The windows of the Graphical User Interface (GUI) in Combine include:

1. Object Browser

2. Container Manager

3. Package Explorer

4. Properties window

5. Results window

6. Package Results window

7. Package Output window

In order to increase the usability of Combine, the graphical interface and all windows included in it can be customized, moved around, docked and undocked, pinned, hidden, and so on.

Floating Windows

A window is referred to as a Floating Window if it can be moved around freely without depending on other windows in the application. For example, in the figure below, the Object Browser window is floating.

Figure 128: An example of a floating window.

To make window float, right-click the title bar of the window or the window tab and select the Floating option from the menu, as demonstrated in the figure below.

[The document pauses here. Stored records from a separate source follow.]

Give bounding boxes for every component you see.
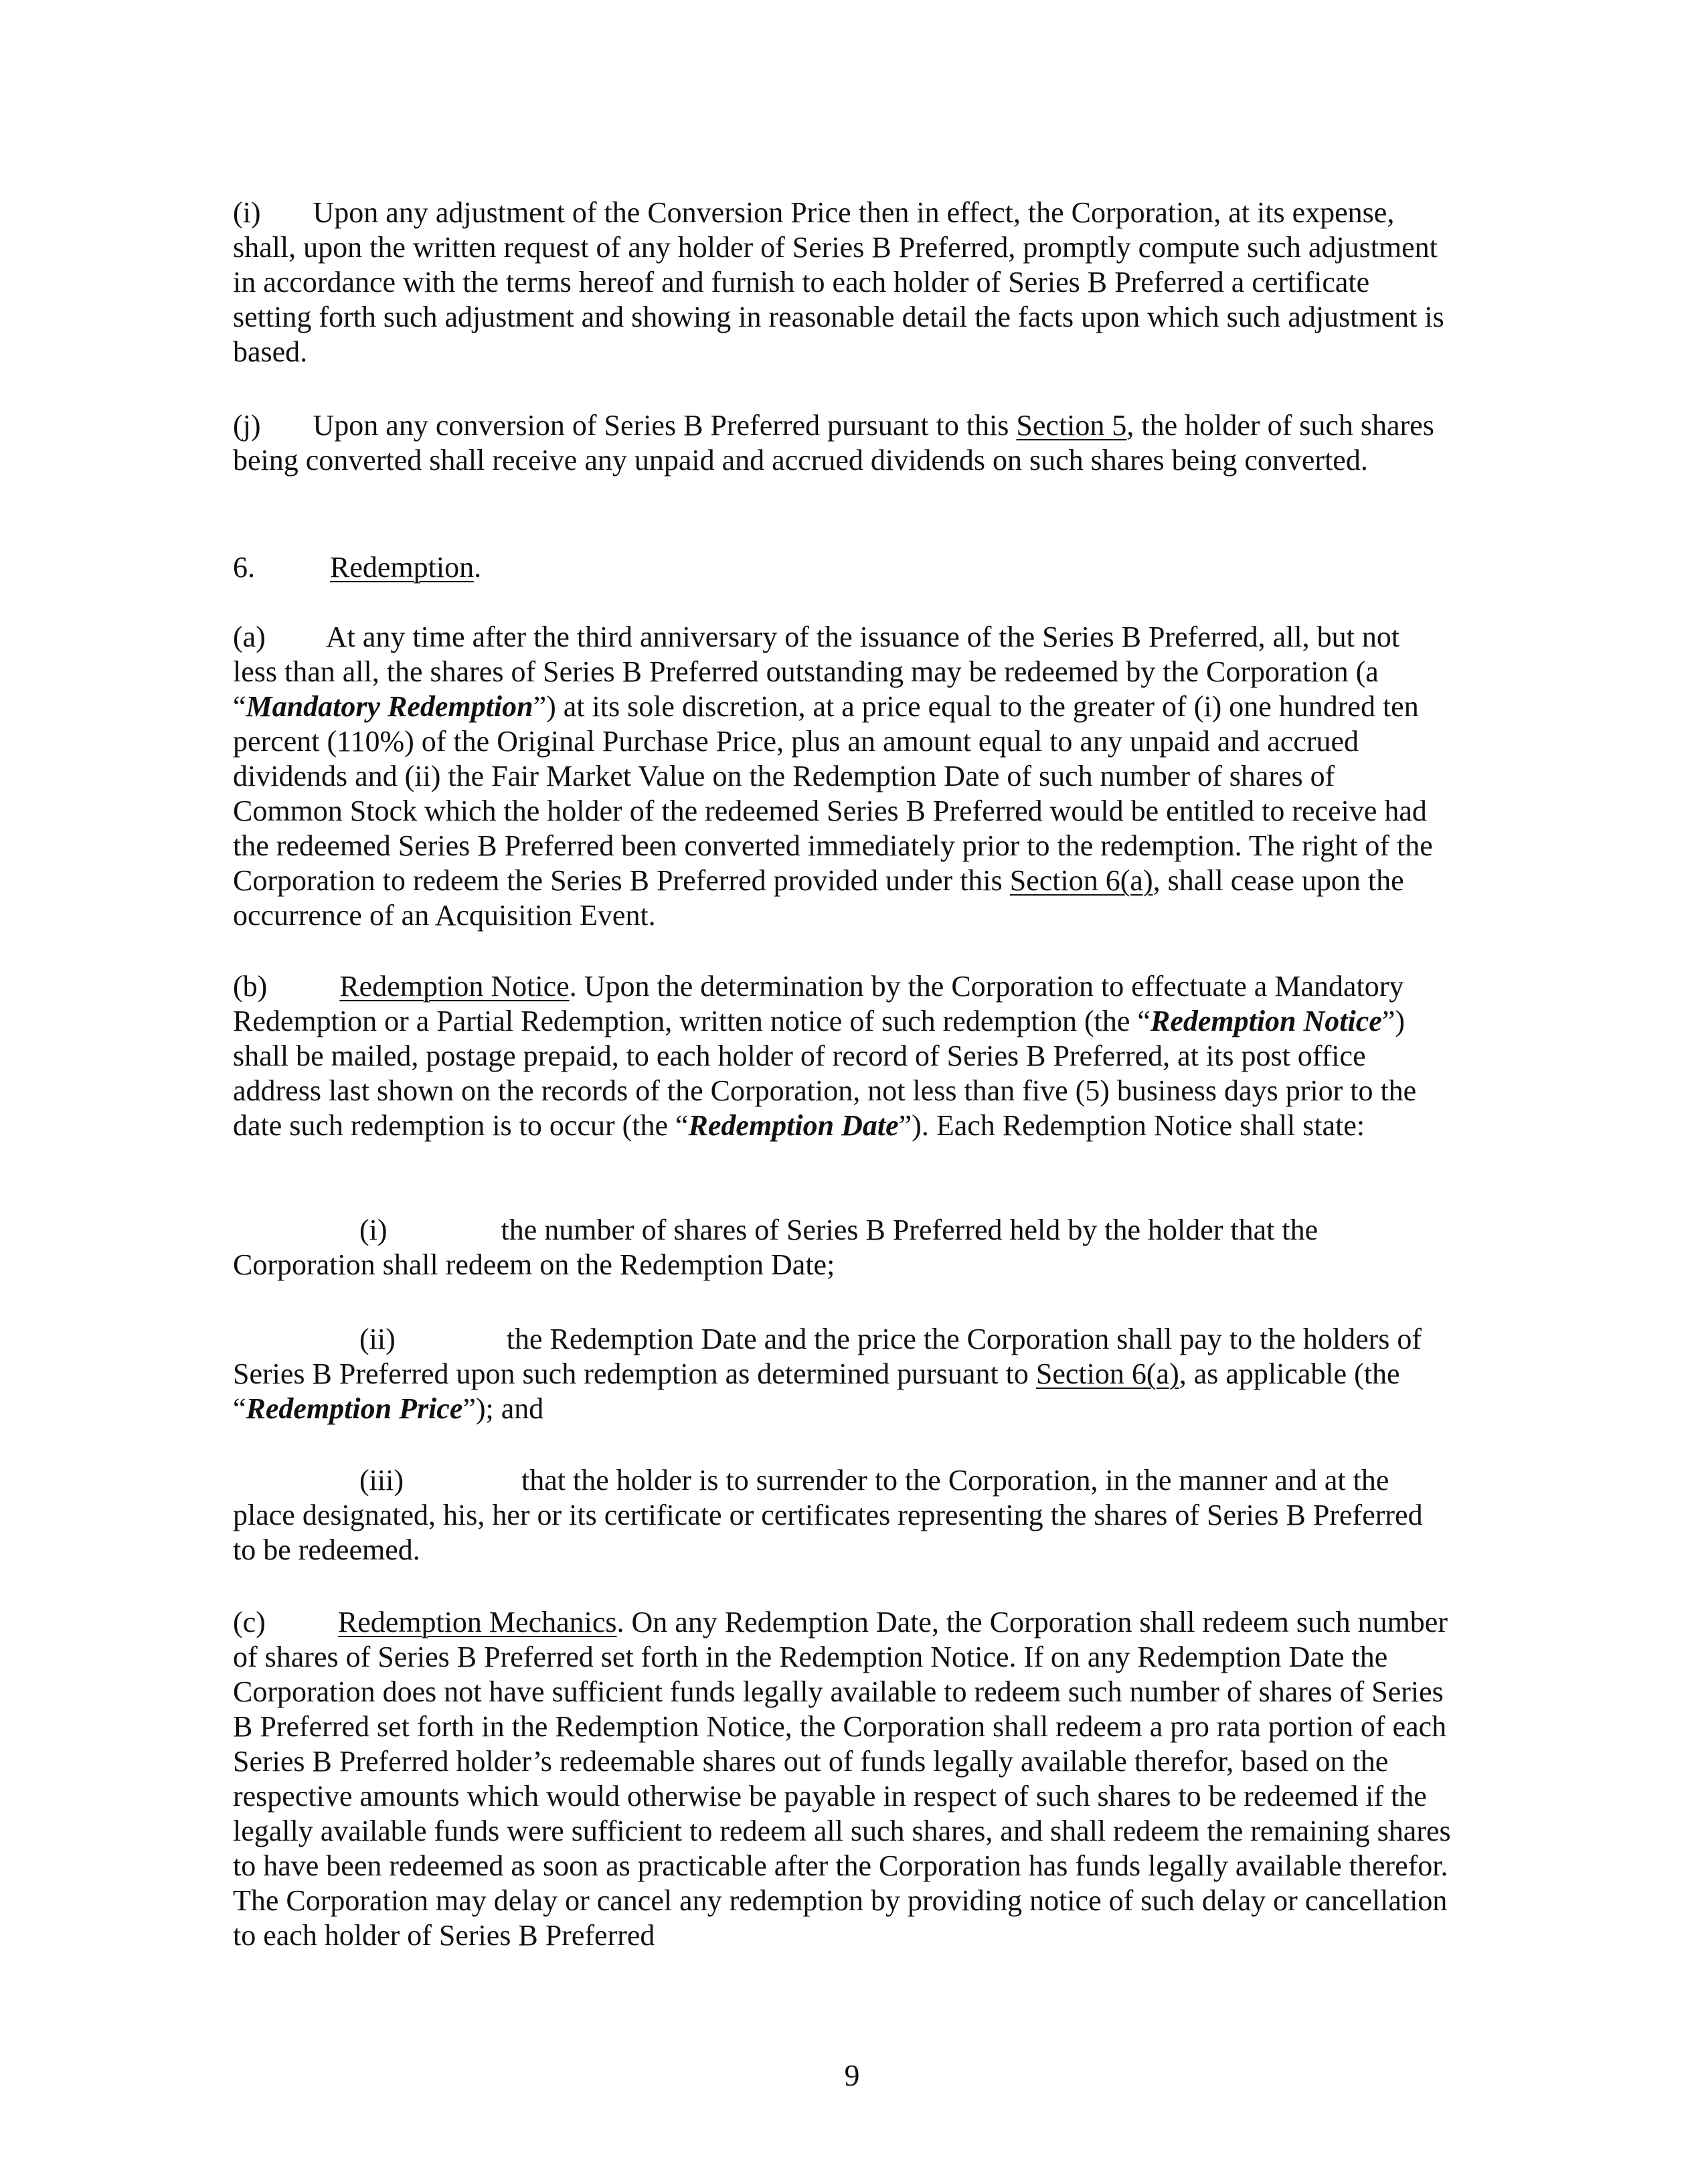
subparagraph-i <box>233 1213 1451 1282</box>
paragraph-j <box>233 408 1451 478</box>
paragraph-text: . On any Redemption Date, the Corporation shall redeem such number of shares of Series B Preferred set forth in the Redemption Notice. If on any Redemption Date the Corporation does not have sufficient funds legally available to redeem such number of shares of Series B Preferred set forth in the Redemption Notice, the Corporation shall redeem a pro rata portion of each Series B Preferred holder’s redeemable shares out of funds legally available therefor, based on the respective amounts which would otherwise be payable in respect of such shares to be redeemed if the legally available funds were sufficient to redeem all such shares, and shall redeem the remaining shares to have been redeemed as soon as practicable after the Corporation has funds legally available therefor. The Corporation may delay or cancel any redemption by providing notice of such delay or cancellation to each holder of Series B Preferred <box>233 1606 1451 1952</box>
paragraph-b <box>233 969 1451 1143</box>
paragraph-label: (b) <box>233 970 268 1003</box>
paragraph-text: Upon any conversion of Series B Preferred pursuant to this <box>313 409 1017 442</box>
paragraph-label: (i) <box>233 196 261 229</box>
page-number: 9 <box>844 2058 860 2092</box>
subparagraph-label: (iii) <box>359 1464 404 1497</box>
defined-term-redemption-price: Redemption Price <box>246 1392 463 1425</box>
paragraph-text: , the holder of such shares being converted shall receive any unpaid and accrued dividends on such shares being converted. <box>233 409 1434 477</box>
paragraph-i <box>233 195 1451 369</box>
section-number: 6. <box>233 551 255 584</box>
paragraph-label: (c) <box>233 1606 266 1639</box>
defined-term-redemption-notice: Redemption Notice <box>1150 1005 1382 1037</box>
paragraph-heading: Redemption Notice <box>339 970 570 1003</box>
section-6a-reference: Section 6(a) <box>1009 864 1153 897</box>
subparagraph-iii <box>233 1463 1451 1568</box>
paragraph-text: At any time after the third anniversary of the issuance of the Series B Preferred, all, but not less than all, the shares of Series B Preferred outstanding may be redeemed by the Corporation (a “ <box>233 620 1400 723</box>
paragraph-label: (a) <box>233 620 266 653</box>
section-title-period: . <box>474 551 482 584</box>
defined-term-mandatory-redemption: Mandatory Redemption <box>246 690 533 723</box>
subparagraph-label: (ii) <box>359 1323 396 1355</box>
paragraph-text: ”). Each Redemption Notice shall state: <box>898 1109 1365 1142</box>
section-6-heading <box>233 550 1451 585</box>
paragraph-text: ”) at its sole discretion, at a price equal to the greater of (i) one hundred ten percent (110%) of the Original Purchase Price, plus an amount equal to any unpaid and accrued dividends and (ii) the Fair Market Value on the Redemption Date of such number of shares of Common Stock which the holder of the redeemed Series B Preferred would be entitled to receive had the redeemed Series B Preferred been converted immediately prior to the redemption. The right of the Corporation to redeem the Series B Preferred provided under this <box>233 690 1433 897</box>
defined-term-redemption-date: Redemption Date <box>688 1109 899 1142</box>
subparagraph-text: that the holder is to surrender to the Corporation, in the manner and at the place designated, his, her or its certificate or certificates representing the shares of Series B Preferred to be redeemed. <box>233 1464 1423 1566</box>
paragraph-text: ”) shall be mailed, postage prepaid, to each holder of record of Series B Preferred, at its post office address last shown on the records of the Corporation, not less than five (5) business days prior to the date such redemption is to occur (the “ <box>233 1005 1417 1142</box>
subparagraph-text: the Redemption Date and the price the Corporation shall pay to the holders of Series B Preferred upon such redemption as determined pursuant to <box>233 1323 1422 1390</box>
paragraph-text: , shall cease upon the occurrence of an Acquisition Event. <box>233 864 1404 932</box>
subparagraph-label: (i) <box>359 1213 388 1246</box>
subparagraph-text: the number of shares of Series B Preferred held by the holder that the Corporation shall redeem on the Redemption Date; <box>233 1213 1318 1281</box>
subparagraph-text: ”); and <box>462 1392 544 1425</box>
section-5-reference: Section 5 <box>1016 409 1127 442</box>
paragraph-text: Upon any adjustment of the Conversion Price then in effect, the Corporation, at its expense, shall, upon the written request of any holder of Series B Preferred, promptly compute such adjustment in accordance with the terms hereof and furnish to each holder of Series B Preferred a certificate setting forth such adjustment and showing in reasonable detail the facts upon which such adjustment is based. <box>233 196 1444 368</box>
subparagraph-text: , as applicable (the “ <box>233 1357 1400 1425</box>
section-6a-reference: Section 6(a) <box>1035 1357 1179 1390</box>
subparagraph-ii <box>233 1322 1451 1426</box>
paragraph-c <box>233 1605 1451 1953</box>
paragraph-heading: Redemption Mechanics <box>337 1606 617 1639</box>
paragraph-label: (j) <box>233 409 261 442</box>
paragraph-a <box>233 620 1451 933</box>
section-title: Redemption <box>330 551 475 584</box>
paragraph-text: . Upon the determination by the Corporation to effectuate a Mandatory Redemption or a Partial Redemption, written notice of such redemption (the “ <box>233 970 1404 1037</box>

Figure 129: Floating windows.

Once a window is floating you can return it to its original location by right-clicking the title bar of the floating window and un-checking the Floating checkmark. You can also place the floating window in other frames of the application. Please refer to the section Moving and Placing Windows for additional information.

Docking Windows

The term Dock reflects the frame in which the window is placed. The main editor portion where SQL code can be entered is not considered a Dock. Docking refers to the action of placing a window in a dock. Undocking means that a docked window will be moved to the main editor portion.

If you wish to undock a window, right-click the main toolbar of the and uncheck the Dockable checkmark.

Once is window is undocked, it will be placed in the main editor portion, as demonstrated in this figure.

Figure 130: Undocking the Object Browser window.

Windows can be docked and returned to their original location by right-clicking the undocked window tab and selecting the Dockable menu option. You can also place an undocked window in another dock by moving and placing the window in another location.

Auto-Hiding and Pinning Windows

A pinned window will be viewable at all times, in contrast to a auto-hidden window that will automatically appear when it is being used. When you click outside of the auto-hidden window it will disappear, and you can view it again by pressing the icon for that window.

Consider the following example that illustrates tabbing and auto-hiding. Pinned windows are those in which the pin icon is drawn vertically . In the first figure, the Properties window is pinned. The Object Browser, Package Explorer, and Container Manager are tabbed windows and are pinned as well.

Figure 131: Pinned interface windows.

You can pin a window by pressing the pin icon in the main window toolbar (see the arrows in the last figure). Another way to pin a window it to right-click the toolbar and uncheck the Auto-hide option. On the other hand, if you wish to view a window only when it is being used then you can auto-hide it by pressing the pin icon again, or through the auto-hide menu option. When a form is auto-hidden you will notice that the pin icon at the window toolbar is displayed horizontally .

An icon will be created for each auto-hidden form, allowing you to access the form as needed. The form will appear each time you press the icon and will disappear once you click outside of the form. The figure below illustrates the case where the Properties window, Object Browser, Container Manager, and Packages Explorer windows are all auto-hidden.

Figure 132: Icons of auto-hidden windows. Clicking on each icon will display the form.

Moving and Placing Windows

Windows can be moved throughout the interface and docked in different places. To move a window from its current location, drag the main window toolbar. Combine will then provide you with automated placement controls that will help you to place the window. For example, when you move the Properties window to the center of the interface you will receive the control images as in the figure below.

Figure 133: Automated placement controls for moving windows.

To use the automated controls, move the mouse over one of the arrowed icons, while still dragging the window toolbar. You will then be prompted with a blue background that reflects the new location of the form.

Figure 134: The new suggested location for the moved form.

If you are satisfied with this location then drop the form; otherwise you can keep dragging it until you find the desired location. Following the example above, when dropping the Properties window in the location suggested in the last figure will yield the following display.

Figure 135: The Combine interface after moving the Properties window.